Os indivíduos que celebram o contrato de casamento formam uma família, e esta apresenta quatro funções importantes (WEISS, 1997). A primeira é a divisão do trabalho a fim de tirar proveito da vantagem comparativa ou dos retornos decrescentes. Segundo Becker (1991) o capital humano é mais útil se for usado mais intensamente. Dessa forma, a formação da família proporciona aos seus membros a opção de utilizar melhor o capital humano. Assim, o homem e a mulher, por exemplo, podem avaliar em termos de vantagem comparativa e alocar de forma apropriada quem oferta trabalho no mercado e quem cuida das tarefas domésticas. A segunda função é o aumento do crédito e melhor coordenação dos investimentos. O aumento do crédito se dá pela soma das remunerações do trabalho dos indivíduos, e este será aplicado de forma a aperfeiçoar a renda da família no tempo.

A terceira é o compartilhamento de bens coletivos. Segundo Lazear e Michael (1980), dois indivíduos podem quase que dobrar seu poder de compra ao se unirem.

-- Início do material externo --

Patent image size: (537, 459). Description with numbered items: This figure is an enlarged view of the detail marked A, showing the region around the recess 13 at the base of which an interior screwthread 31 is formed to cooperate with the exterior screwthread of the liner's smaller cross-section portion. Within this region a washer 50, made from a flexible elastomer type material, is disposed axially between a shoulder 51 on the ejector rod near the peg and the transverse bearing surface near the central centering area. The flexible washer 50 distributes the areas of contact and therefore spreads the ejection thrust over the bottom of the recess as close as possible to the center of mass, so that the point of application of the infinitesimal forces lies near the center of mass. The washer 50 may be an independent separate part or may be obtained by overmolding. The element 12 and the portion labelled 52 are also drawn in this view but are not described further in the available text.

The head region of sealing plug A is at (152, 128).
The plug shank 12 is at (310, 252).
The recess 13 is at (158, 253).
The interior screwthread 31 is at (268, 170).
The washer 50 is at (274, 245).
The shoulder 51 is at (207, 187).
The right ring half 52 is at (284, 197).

E por fim, a quarta função é a partilha dos riscos. Por exemplo, se por algum motivo um membro da família perde sua fonte de renda, então o outro indivíduo pode manter um nível de consumo satisfatório até que o primeiro estabeleça sua renda novamente. Tendo-se o “potencial de maximizar a utilidade” como vetor à escolha do parceiro ou mantença do status de solteiro, associa-se ser maior a utilidade quanto mais qualitativa a produção de filhos, prestígio, patrimônio, lazer, amor, companhia, vida sexual regular, status social e prazer a dois.  Portanto, pode-se afirmar que a família é equiparável a uma empresa, cujos insumos gerarão produtos de maior ou menor valia na sociedade ante uma análise da qualidade e quantidade da produção obtida.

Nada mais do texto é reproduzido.